Lokale én Vlaamse hefbomen voor minder restafval

In de vorige uitvoeringsplannen werden de gemeenten steevast verantwoordelijk gesteld voor het behalen van de restafvaldoelstellingen. Dat is in het Lokaal Materialenplan genuanceerder. Het plan maakt een helder onderscheid tussen lokale en Vlaamse hefbomen voor minder huishoudelijk restafval. Het plan bevat dus acties die een grote impact hebben op het restafvalcijfer van elke gemeente, maar waarvoor de verantwoordelijkheid bij de Vlaamse overheid ligt. Het gaat onder andere over producentenverantwoordelijkheden voor wegwerpluiers en textiel en initiatieven om voedselverlies te vermijden. Deze drie engagementen zouden goed moeten zijn voor een daling van het restafval met 13 kg per inwoner. Wat het beleid inzake wegwerpluiers betreft lijkt het definitief goedgekeurde plan een pak voorzichtiger te zijn in vergelijking met de tekst die onderwerp was van openbaar onderzoek. Waar die tekst nog een duidelijke timing vooropstelde aan de invoering van een producentenverantwoordelijkheid voor wegwerpluiers (2025) is dat in de definitief goedgekeurde tekst een pak onzekerder. Er moet een effectieve recyclagemogelijkheid operationeel zijn, bovendien is een gelijkaardige beslissing nodig in het Waalse en Brusselse Hoofdstedelijk Gewest nodig omdat de regelingen rond producentenverantwoordelijkheid steeds meer op interregionaal niveau worden vastgelegd.
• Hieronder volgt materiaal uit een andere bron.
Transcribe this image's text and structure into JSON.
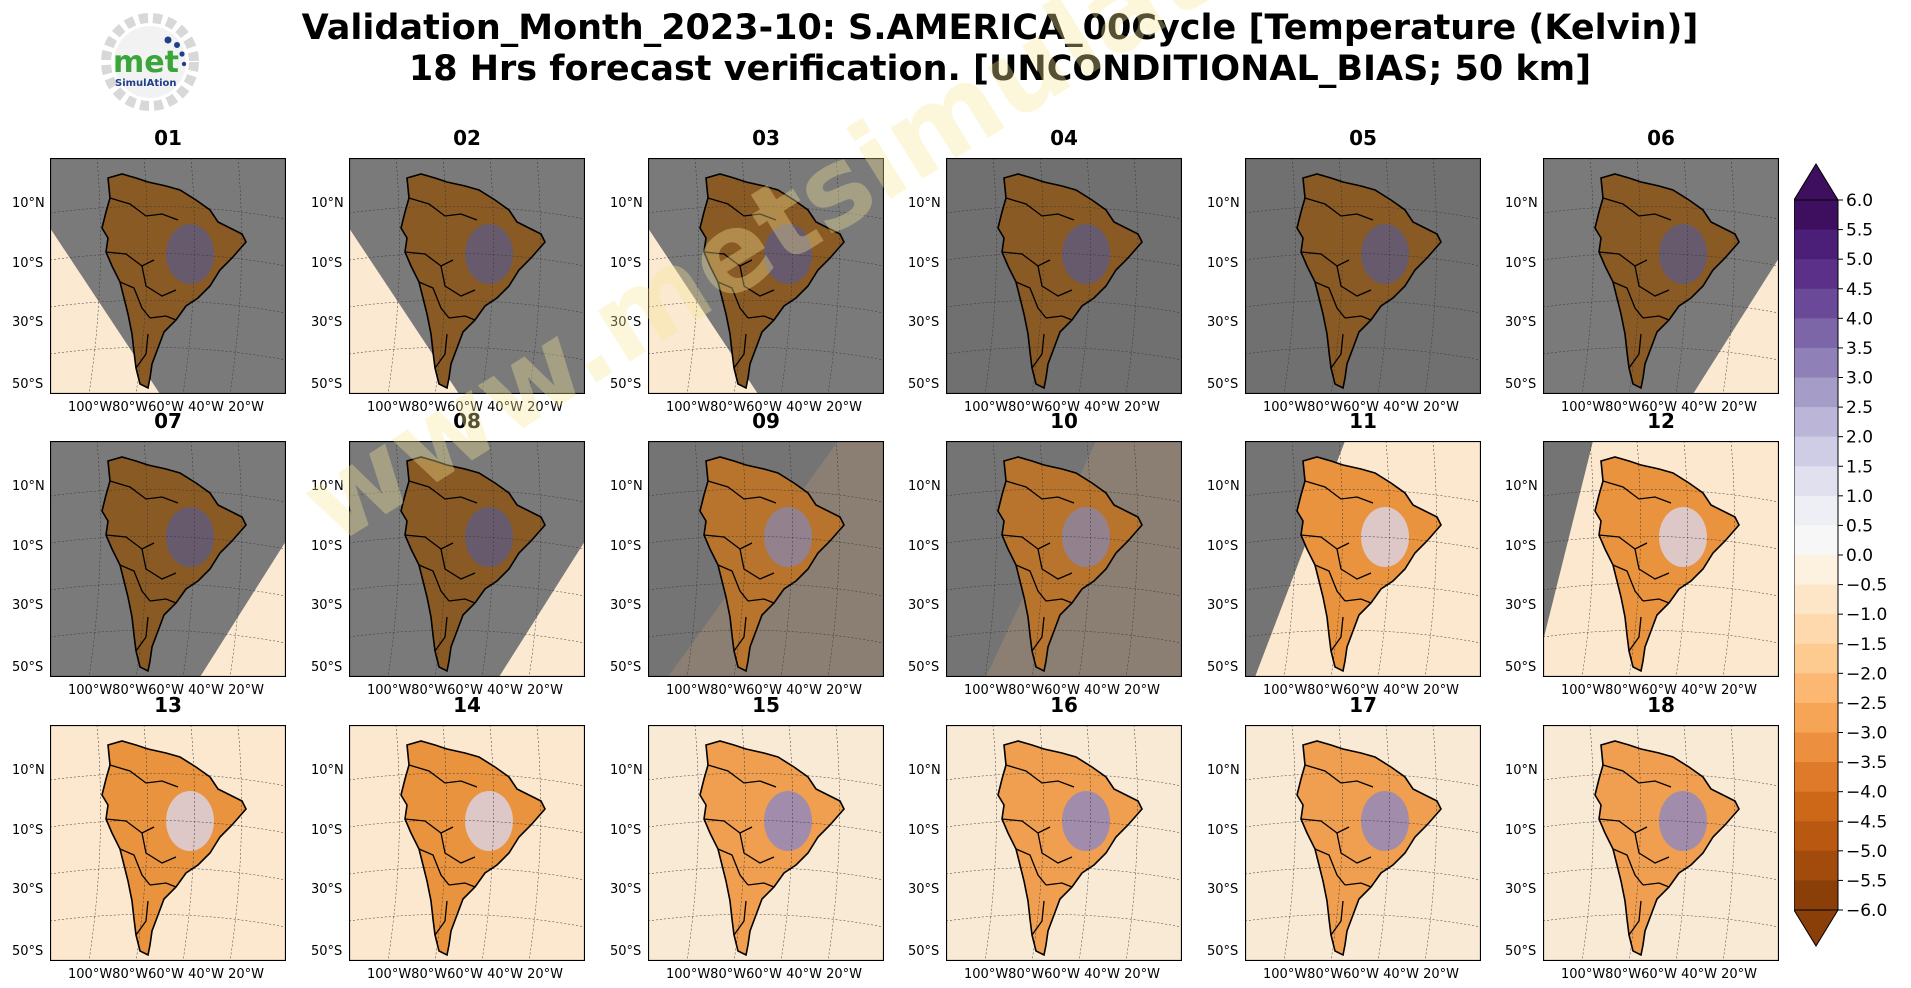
{
  "title": {
    "line1": "Validation_Month_2023-10: S.AMERICA_00Cycle [Temperature (Kelvin)]",
    "line2": "18 Hrs forecast verification. [UNCONDITIONAL_BIAS; 50 km]"
  },
  "logo": {
    "text": "met",
    "subtext": "SimulAtion"
  },
  "watermark": "www.metsimulation.com",
  "lat_labels": [
    "10°N",
    "10°S",
    "30°S",
    "50°S"
  ],
  "lon_labels": "100°W80°W60°W 40°W 20°W",
  "panels": [
    {
      "label": "01",
      "tone": "dark",
      "nodata": "lower-left"
    },
    {
      "label": "02",
      "tone": "dark",
      "nodata": "lower-left"
    },
    {
      "label": "03",
      "tone": "dark",
      "nodata": "lower-left"
    },
    {
      "label": "04",
      "tone": "dark",
      "nodata": "full"
    },
    {
      "label": "05",
      "tone": "dark",
      "nodata": "full"
    },
    {
      "label": "06",
      "tone": "dark",
      "nodata": "lower-right"
    },
    {
      "label": "07",
      "tone": "dark",
      "nodata": "lower-right"
    },
    {
      "label": "08",
      "tone": "dark",
      "nodata": "lower-right"
    },
    {
      "label": "09",
      "tone": "mixed",
      "nodata": "left-half"
    },
    {
      "label": "10",
      "tone": "mixed",
      "nodata": "left-third"
    },
    {
      "label": "11",
      "tone": "warm",
      "nodata": "left-sliver"
    },
    {
      "label": "12",
      "tone": "warm",
      "nodata": "left-edge"
    },
    {
      "label": "13",
      "tone": "warm",
      "nodata": "none"
    },
    {
      "label": "14",
      "tone": "warm",
      "nodata": "none"
    },
    {
      "label": "15",
      "tone": "cool",
      "nodata": "none"
    },
    {
      "label": "16",
      "tone": "cool",
      "nodata": "none"
    },
    {
      "label": "17",
      "tone": "cool",
      "nodata": "none"
    },
    {
      "label": "18",
      "tone": "cool",
      "nodata": "none"
    }
  ],
  "colorbar": {
    "ticks": [
      "6.0",
      "5.5",
      "5.0",
      "4.5",
      "4.0",
      "3.5",
      "3.0",
      "2.5",
      "2.0",
      "1.5",
      "1.0",
      "0.5",
      "0.0",
      "−0.5",
      "−1.0",
      "−1.5",
      "−2.0",
      "−2.5",
      "−3.0",
      "−3.5",
      "−4.0",
      "−4.5",
      "−5.0",
      "−5.5",
      "−6.0"
    ],
    "colors": [
      "#3f0f5f",
      "#4b1f77",
      "#5a3088",
      "#6a4a98",
      "#7c66a8",
      "#8f80b8",
      "#a59cc8",
      "#bbb6d8",
      "#cfcde6",
      "#e0e0ef",
      "#eeeef5",
      "#f7f7f7",
      "#fdf1e0",
      "#fde6c8",
      "#fdd9ad",
      "#fdca90",
      "#fcb873",
      "#f6a456",
      "#ec8f3e",
      "#de7a2a",
      "#cd6819",
      "#b95810",
      "#a34b0c",
      "#8b3f08"
    ]
  }
}
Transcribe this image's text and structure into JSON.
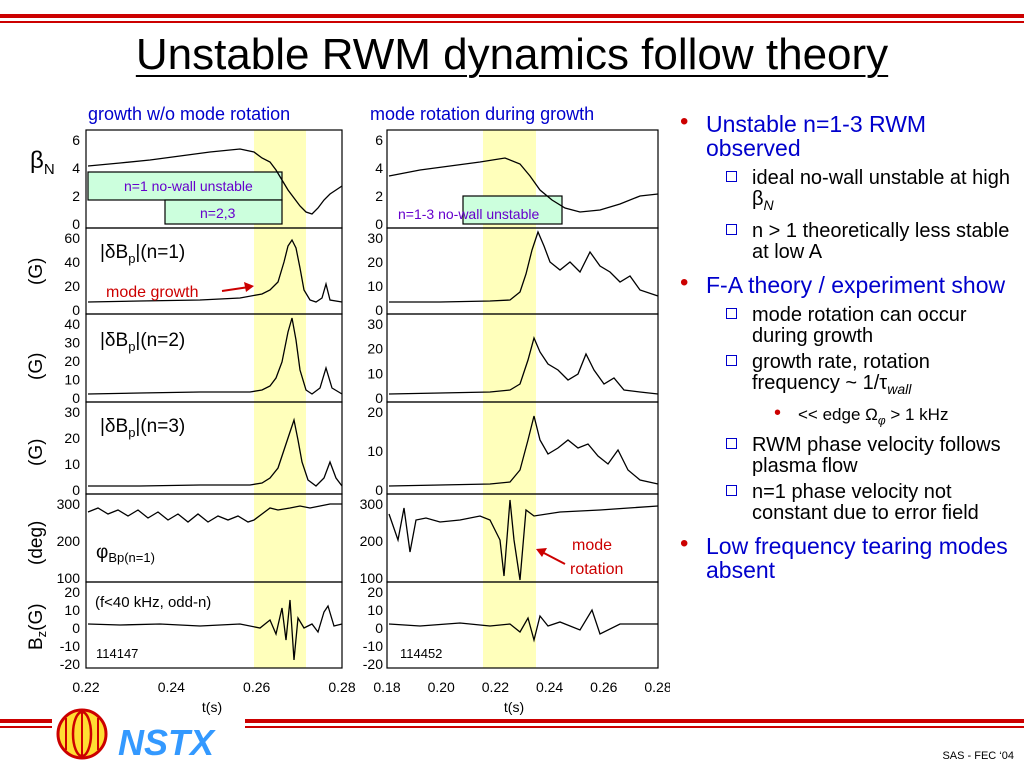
{
  "title": "Unstable RWM dynamics follow theory",
  "columns": [
    {
      "title": "growth w/o mode rotation",
      "shot": "114147"
    },
    {
      "title": "mode rotation during growth",
      "shot": "114452"
    }
  ],
  "row_labels": [
    "β",
    "N",
    "(G)",
    "(G)",
    "(G)",
    "(deg)",
    "B",
    "z",
    "(G)"
  ],
  "panel_labels": {
    "no_wall_n1": "n=1 no-wall unstable",
    "no_wall_n23": "n=2,3",
    "no_wall_n13": "n=1-3 no-wall unstable",
    "dbp_prefix": "|δB",
    "dbp_sub": "p",
    "dbp_n1": "|(n=1)",
    "dbp_n2": "|(n=2)",
    "dbp_n3": "|(n=3)",
    "phi": "φ",
    "phi_sub": "Bp(n=1)",
    "filter_note": "(f<40 kHz, odd-n)",
    "mode_growth": "mode growth",
    "mode_rotation_1": "mode",
    "mode_rotation_2": "rotation"
  },
  "axes": {
    "left_x_ticks": [
      "0.22",
      "0.24",
      "0.26",
      "0.28"
    ],
    "right_x_ticks": [
      "0.18",
      "0.20",
      "0.22",
      "0.24",
      "0.26",
      "0.28"
    ],
    "x_label": "t(s)",
    "left_y": [
      [
        "6",
        "4",
        "2",
        "0"
      ],
      [
        "60",
        "40",
        "20",
        "0"
      ],
      [
        "40",
        "30",
        "20",
        "10",
        "0"
      ],
      [
        "30",
        "20",
        "10",
        "0"
      ],
      [
        "300",
        "200",
        "100"
      ],
      [
        "20",
        "10",
        "0",
        "-10",
        "-20"
      ]
    ],
    "right_y": [
      [
        "6",
        "4",
        "2",
        "0"
      ],
      [
        "30",
        "20",
        "10",
        "0"
      ],
      [
        "30",
        "20",
        "10",
        "0"
      ],
      [
        "20",
        "10",
        "0"
      ],
      [
        "300",
        "200",
        "100"
      ],
      [
        "20",
        "10",
        "0",
        "-10",
        "-20"
      ]
    ]
  },
  "colors": {
    "accent_red": "#cc0000",
    "blue_text": "#0000cc",
    "highlight": "#ffffbb",
    "box_green": "#ccffdd",
    "purple_label": "#6600cc",
    "nstx_blue": "#3399ff"
  },
  "bullets": [
    {
      "text": "Unstable n=1-3 RWM observed",
      "level": 1
    },
    {
      "text": "ideal no-wall unstable at high β",
      "sub": "N",
      "level": 2
    },
    {
      "text": "n > 1 theoretically less stable at low A",
      "level": 2
    },
    {
      "text": "F-A theory / experiment show",
      "level": 1
    },
    {
      "text": "mode rotation can occur during growth",
      "level": 2
    },
    {
      "text": "growth rate, rotation frequency ~ 1/τ",
      "sub": "wall",
      "level": 2
    },
    {
      "text": "<< edge Ω",
      "sub": "φ",
      "after": " > 1 kHz",
      "level": 3
    },
    {
      "text": "RWM phase velocity follows plasma flow",
      "level": 2
    },
    {
      "text": "n=1 phase velocity not constant due to error field",
      "level": 2
    },
    {
      "text": "Low frequency tearing modes absent",
      "level": 1
    }
  ],
  "footer": {
    "logo_text": "NSTX",
    "credit": "SAS - FEC ‘04"
  }
}
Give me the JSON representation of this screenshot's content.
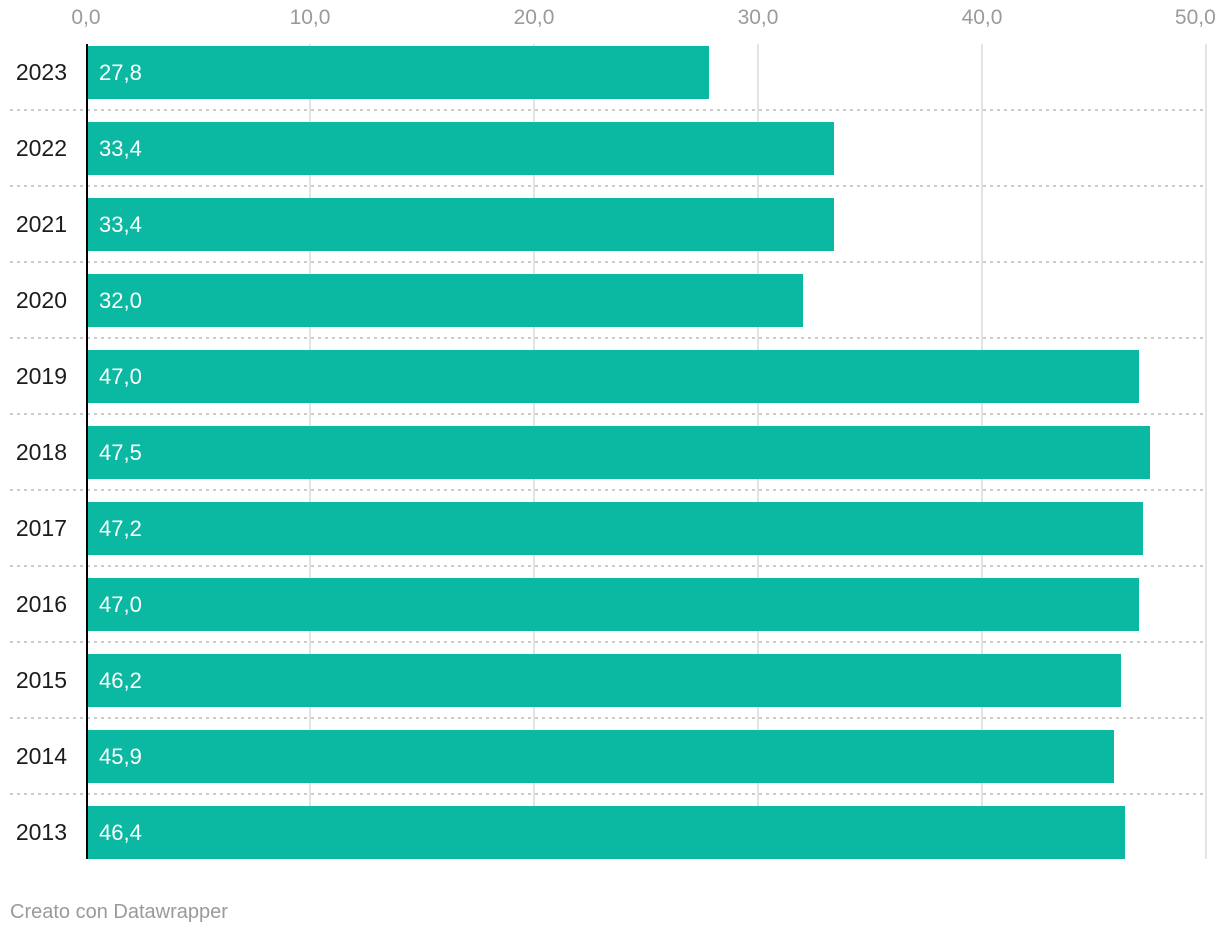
{
  "chart_data": {
    "type": "bar",
    "orientation": "horizontal",
    "title": "",
    "xlabel": "",
    "ylabel": "",
    "xlim": [
      0,
      50
    ],
    "grid": true,
    "legend": "none",
    "categories": [
      "2023",
      "2022",
      "2021",
      "2020",
      "2019",
      "2018",
      "2017",
      "2016",
      "2015",
      "2014",
      "2013"
    ],
    "values": [
      27.8,
      33.4,
      33.4,
      32.0,
      47.0,
      47.5,
      47.2,
      47.0,
      46.2,
      45.9,
      46.4
    ],
    "value_labels": [
      "27,8",
      "33,4",
      "33,4",
      "32,0",
      "47,0",
      "47,5",
      "47,2",
      "47,0",
      "46,2",
      "45,9",
      "46,4"
    ],
    "x_ticks": [
      0,
      10,
      20,
      30,
      40,
      50
    ],
    "x_tick_labels": [
      "0,0",
      "10,0",
      "20,0",
      "30,0",
      "40,0",
      "50,0"
    ]
  },
  "colors": {
    "bar": "#0bb8a1",
    "value_label": "#ffffff",
    "category_label": "#1c1c1c",
    "tick_label": "#9b9b9b",
    "gridline": "#e4e4e4",
    "separator": "#cccccc",
    "axis": "#000000",
    "footer": "#9a9a9a"
  },
  "footer": {
    "credit": "Creato con Datawrapper"
  }
}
In alle gemeenten een selectieve inzameling van bioafval

Net als in het vorige uitvoeringsplan krijgen gemeenten en afvalintercommunales flexibiliteit om zelf te bepalen welke maatregelen nodig zijn om de doelstelling van minder restafval te behalen. Toch grijpt de Vlaamse Regering steeds meer in op dat maatwerk. De maatregelen rond de selectieve inzameling van bioafval zijn daarvan een goed voorbeeld. In de eerste plaats verplicht het Lokaal Materialenplan een selectieve inzameling van bioafval in heel Vlaanderen. Men verlaat dus definitief de opdeling tussen groenregio’s en gft-regio’s, maar verplicht dat elke burger vanaf 1 januari 2024 de mogelijkheid moet krijgen om bioafval selectief aan te bieden. In een 70-tal gemeenten is dat op vandaag nog niet het geval. VVSG had zich al tijdens het openbaar onderzoek kritisch uitgelaten over de haalbaarheid van de timing. Dat wordt nu nog extra moeilijk omdat de goedkeuring van het Lokaal Materialenplan zo lang op zich liet wachten. Het plan vermeldt evenwel dat lokale besturen een afwijking op de selectieve inzameling van bioafval bij OVAM kunnen aanvragen tot 1 januari 2026. De gemeenten hebben ook weinig keuzevrijheid in de manier waarop het bioafval moet worden opgehaald bij de gezinnen. De inzameling met individuele containers wordt naar voor geschoven als het voorkeursmodel. Slechts in beperkte gevallen kan daarvan afgeweken worden, bijvoorbeeld in de stadscentra van de centrumsteden of de gemeenten die participeren in het proefproject Optimo van afvalintercommunale Limburg.net. Andere gemeenten die op vandaag nog gft in zakken inzamelen, moeten ten laatste in 2027 overschakelen naar containers. Lokale besturen kunnen wel kiezen tussen een inzameling van groenten-, fruit- en tuinafval of een inzameling van groenten- en fruitafval aangevuld met een afzonderlijke inzameling van fijn tuinafval. In dat laatste geval moet het fijn tuinafval ingezameld worden in containers, het recipiënt voor de gf-fractie is een vrije keuze. De Vlaamse Regering vraagt bovendien om de inzameling van huisvuil zo veel als mogelijk te beperken tot maximaal één inzameling per twee weken.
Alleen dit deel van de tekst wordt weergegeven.